I’ll give you some of my favorite “hidden veggies”, but I encourage you to experiment on your own.

–          Cauliflower in anything cream or cheese based. Cook it, puree it, and it blends right in. My hubby can’t stand cauliflower on it’s own at all, but will eat it when I hide it this way. Our personal favorite is cauliflower mac and cheese.

–          Spinach (or other leafy greens) in sauce. You can throw a huge handful or two of spinach in sauce and it shrivels up and no longer tastes much like spinach (cut it in smaller pieces if your family doesn’t like the occasional large slimy piece).

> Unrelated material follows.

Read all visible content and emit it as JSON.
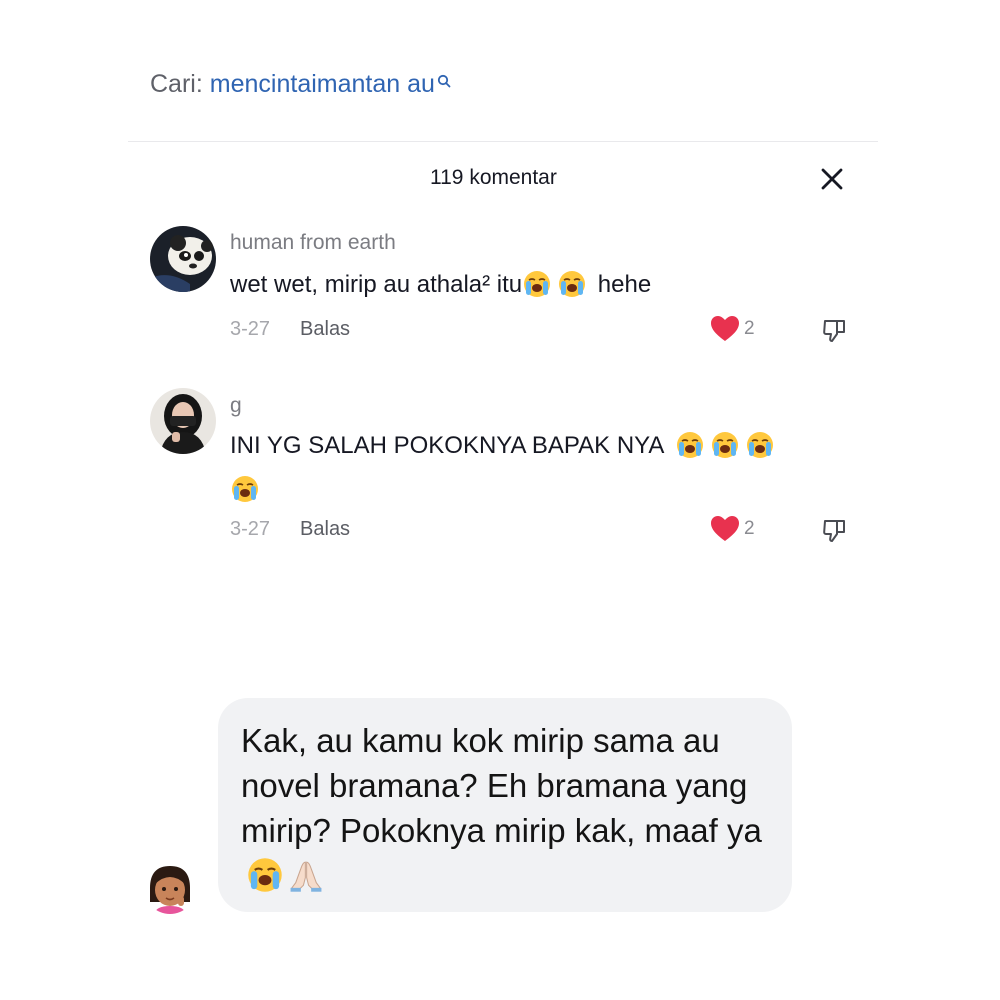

–          Extra bell pepper or zucchini in anything tomato based. For some reason I don’t think you can really taste small bits of these veggies when tomato is the primary flavor.

–          Save the water from steaming or boiling veggies and add it to savory recipes that call for liquid additions (easy way to add more veggie nutrients).

–          Soak and scrub your veggies well and use the skin in the recipes. It’s more bang for your buck. A lot of the nutrients are lost when you get rid of the skin.

–          When cooking meat in nearly any manner, cook squash, peppers, onions etc right along with it. Nothing makes veggies taste better than a lovely meat flavor with it. Also, our bodies can use a lot of the nutrients better with a bit of fat (like animal fat) to help digestion.

–          Add pureed mushrooms to ground beef for tacos or burgers.

–         Put veggies in a fruit smoothie. Veggies like carrots are very sweet and blend well. Yellow pepper has a great punch that goes well with ginger and pear.

–          In general, any veggie pureed small enough will probably blend into most meals (casseroles, sauces, fillings etc).

When experimenting just think of the overall flavor profile of the meal and try for something along those lines. Eating something spicy, add a stronger veggie like bell peppers. Something mild, add a mild vegetable like cauliflower, potato or squash.

Have fun experimenting and share some of your favorite “hidden veggie” tricks.